I have a bit of a love/hate relationship with school holidays.
Yes, it’s nice to get out of the routine, the rush out the door, homework, after school activities etc, and it’s nice to hang out, do some fun things, catch up with people.
But at the same time, I can find it bloody hard. Days where I wonder if a wine at 9.30am is ok.
My three kids seem to cross the range of all behaviours – one is a challenging child (love them to bits, but most of the time they’re a pain in the butt), another who is half and half (sometimes wonderful and other times very difficult), and another who is my easy peasy.
Sometimes we have great days, where, mostly, everyone gets along ok most of the time.
And yet other days …. well, I swear they get up before me and have a ‘meeting’.
“Let’s make today one of THOSE days – where we drive Mum nut’s”. “Let’s fight like crazy over everything, let’s all have a melt down over something, and let’s do all those little things that drive her crazy – someone do a poo in the loo and forget to flush. Someone grind porridge into the carpet. And someone talk twice as loud as we normally would. And remember lots of fighting. Deal?”.
Plus, you see all the pictures on FB and Instagram of everyone having a marvelous, smiling happy time and you feel like you’re the only one about to pull your hair out. Everyone else’s children are behaving perfectly except for yours.
Sometimes it’s so easy to feel isolated with your feelings when it seems you are the only one struggling.
Well, let me tell you, this is so not true.
Most mum’s I speak too have that look of “hurry up school” towards the end of the holidays, and let’s always remember, most people just post happy pics on social media – hardly anyone posts the meltdowns, fights and talking back that goes on in families most days. So, don’t take social media as a comparison, as most of us are having days/moments where we’re struggling.
So, here’s a few things to help you get through those tough times, and things I'm trying to do myself too. And, no, they don’t include the 9.30am wine (damn it): 1. Make sure you take some time for you - where you can. I know it sounds hard, but if you make it a priority you can get some here and there.
2. Ask for help (am loving my kid’s grandparents – even if they just take one of the kids – blissful),
3. Catch up with friends or do a swap – they have yours one afternoon, you have theirs another.
4. Get into some school holiday programmes, even if it’s just a day here or there.
5. Remember to BREATHE through the tough times. You will get through this. Most kid’s crazy moments only last a short time (mostly) and they will get through it. Learn to locate your ‘calm’. Breathe deeply into your gut and walk away, or send them to their room or outside until things calm down. Learn to zip your lips, don’t lecture and ride it out.

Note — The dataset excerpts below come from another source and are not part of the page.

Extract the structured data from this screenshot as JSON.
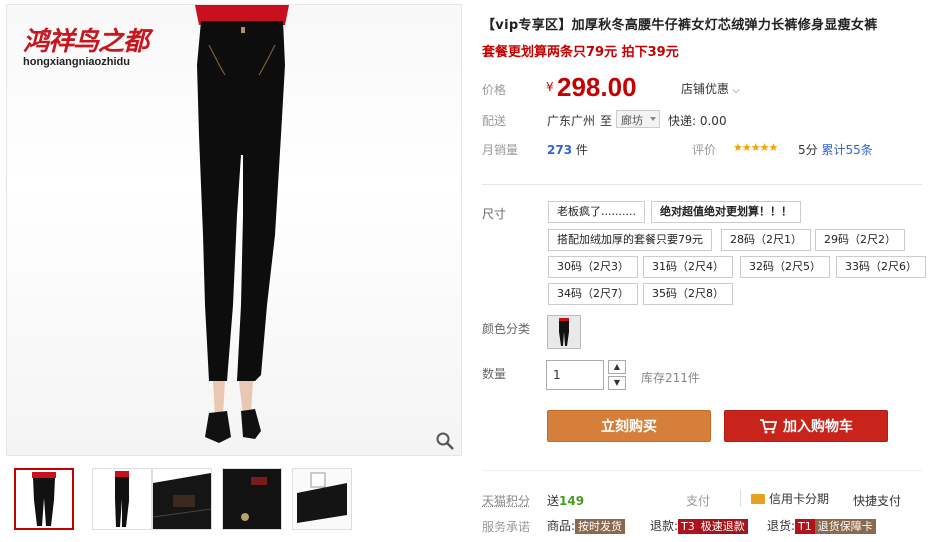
{
  "logo": {
    "main": "鸿祥鸟之都",
    "sub": "hongxiangniaozhidu"
  },
  "title": "【vip专享区】加厚秋冬高腰牛仔裤女灯芯绒弹力长裤修身显瘦女裤",
  "promo": "套餐更划算两条只79元 拍下39元",
  "price": {
    "label": "价格",
    "currency": "¥",
    "value": "298.00",
    "shop_promo": "店铺优惠"
  },
  "shipping": {
    "label": "配送",
    "from": "广东广州",
    "to_label": "至",
    "destination": "廊坊",
    "fee": "快递: 0.00"
  },
  "sales": {
    "label": "月销量",
    "count": "273",
    "unit": "件",
    "rating_label": "评价",
    "stars": "★★★★★",
    "score": "5分",
    "reviews": "累计55条"
  },
  "size": {
    "label": "尺寸",
    "options": [
      "老板疯了..........",
      "绝对超值绝对更划算！！！",
      "搭配加绒加厚的套餐只要79元",
      "28码（2尺1）",
      "29码（2尺2）",
      "30码（2尺3）",
      "31码（2尺4）",
      "32码（2尺5）",
      "33码（2尺6）",
      "34码（2尺7）",
      "35码（2尺8）"
    ]
  },
  "color": {
    "label": "颜色分类"
  },
  "quantity": {
    "label": "数量",
    "value": "1",
    "stock": "库存211件"
  },
  "buttons": {
    "buy": "立刻购买",
    "cart": "加入购物车"
  },
  "footer": {
    "points_label": "天猫积分",
    "points_prefix": "送",
    "points": "149",
    "pay_label": "支付",
    "credit": "信用卡分期",
    "quick": "快捷支付",
    "service_label": "服务承诺",
    "goods_label": "商品:",
    "goods_badge": "按时发货",
    "refund_label": "退款:",
    "refund_t": "T3",
    "refund_badge": "极速退款",
    "return_label": "退货:",
    "return_t": "T1",
    "return_badge": "退货保障卡"
  },
  "colors": {
    "price_red": "#c40000",
    "buy": "#d57f3b",
    "cart": "#c9241b",
    "link": "#3366cc"
  }
}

6. Fights – separate them and send them to their room or distract until things
7. Have fun. Do something silly for the day, or have some crazy moments. Get into your kid-zone and join your kids in their crazy world. Mine seem to love charades at the moment or else all of us looking in the mirror and pulling funny faces. PJ day is a big hit too.
8. Spending time one on one – this is a great idea if you can pull it off. Sometimes they just need some connection.
9. Wear ear plugs. This truly does help – try it.
10. Smile. Sometimes I get caught up in what I’m doing or what I want them to do, that I forget to smile at them. Just a small thing to do, but it means the world to those little people.
Ultimately, we will, at some point, miss these days (sometimes hard to believe, I know – two of mine had a tv remote fight this morning, which ended with them both hitting each other. Sigh) and wish we did more fun stuff.
So, enjoy the enjoyable bits whilst you can, and try and get calmly through the other bits (whilst trying not to drink at 9.30am).